Police make arrests in boyracer death crash
6:10AM Tuesday November 20, 2007
By Martha McKenzie-minifie
Two men have been charged with reckless driving causing death, after a delivery man was killed in an Auckland street race that went terribly wrong.
A 28-year-old man and a 35-year-old man have been charged with reckless driving causing the death of Aaron Chan, a 21-year-old from Manukau.
Witnesses said Mr Chan went through the windscreen of a blue Nissan Skyline, which was chasing a white Subaru WRX along West Coast Rd just before 6.30pm.
Anand Kumar, of Aj's Superette on West Coast Rd, said it appeared the cars were racing and touched when one tried to overtake the other.
The Skyline apparently hit the truck first, then the man - described as an "innocent bystander".
"He got hit, taken up, went through the windscreen and he was inside the car," said Mr Kumar.

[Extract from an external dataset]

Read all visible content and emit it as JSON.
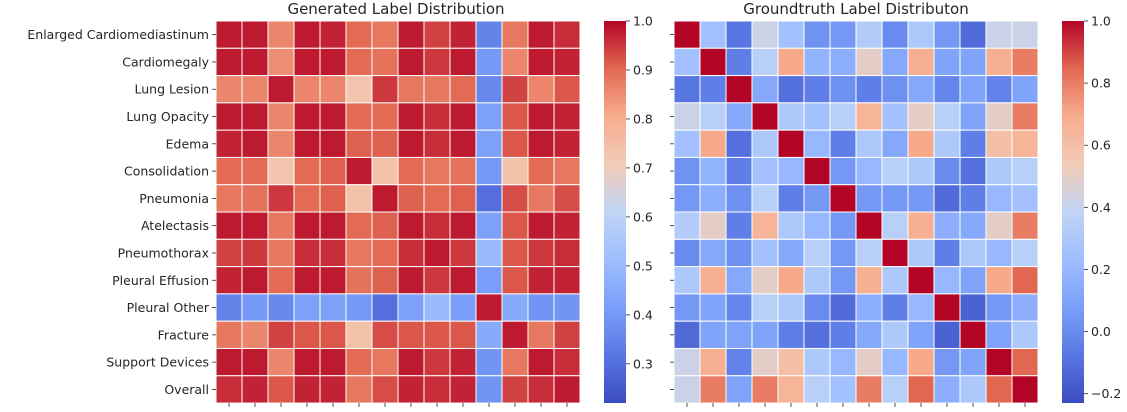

It is understood two people were in the Subaru and four in the Skyline. Police said five people from both vehicles were taken to hospital.
Patrick Hunt, of BTS Gym in West Coast Rd, said he and a client saw the cars racing before the crash.
"We just heard burnout noises down at the lights - that's what got out attention - and we looked up. We heard a loud bang."
Mr Hunt said there was little he could do at the crash scene.
"I saw him just lying there - pretty much every single bone in his body was broken." he said.
"The windscreen was broken but it wasn't broken going out, it was on impact, it was obviously something from the outside."
The road was closed for several hours as crash investigators studied the scene.
Earlier, Inspector Ian Brooker said police had both cars and were interviewing the drivers. Investigators wanted to speak to anyone who saw the crash or noticed how the two vehicles were being driven beforehand.
Boy-racer legislation introduced in May 2003 gives police the power to automatically impound cars for 28 days if they are being driven with unnecessary speed or acceleration or are doing burnouts. Scores of cars have been taken off the roads.
In South Auckland alone police have seized as many as 50.
Staff in the Waitemata district, which covers West Auckland, North Shore and Rodney, had impounded 933 cars by May this year.
But some road policing managers have called for more powers, saying the legislation means they have to wait until the drivers have committed an offence before they can act.
Authorities in Tauranga have gone a step further, introducing a bylaw last month that means boy racers face $500 fines if they are caught in the city's industrial areas.
It bans vehicles under 3500kg from entering dozens of industrial streets in the city between 9pm and 5am.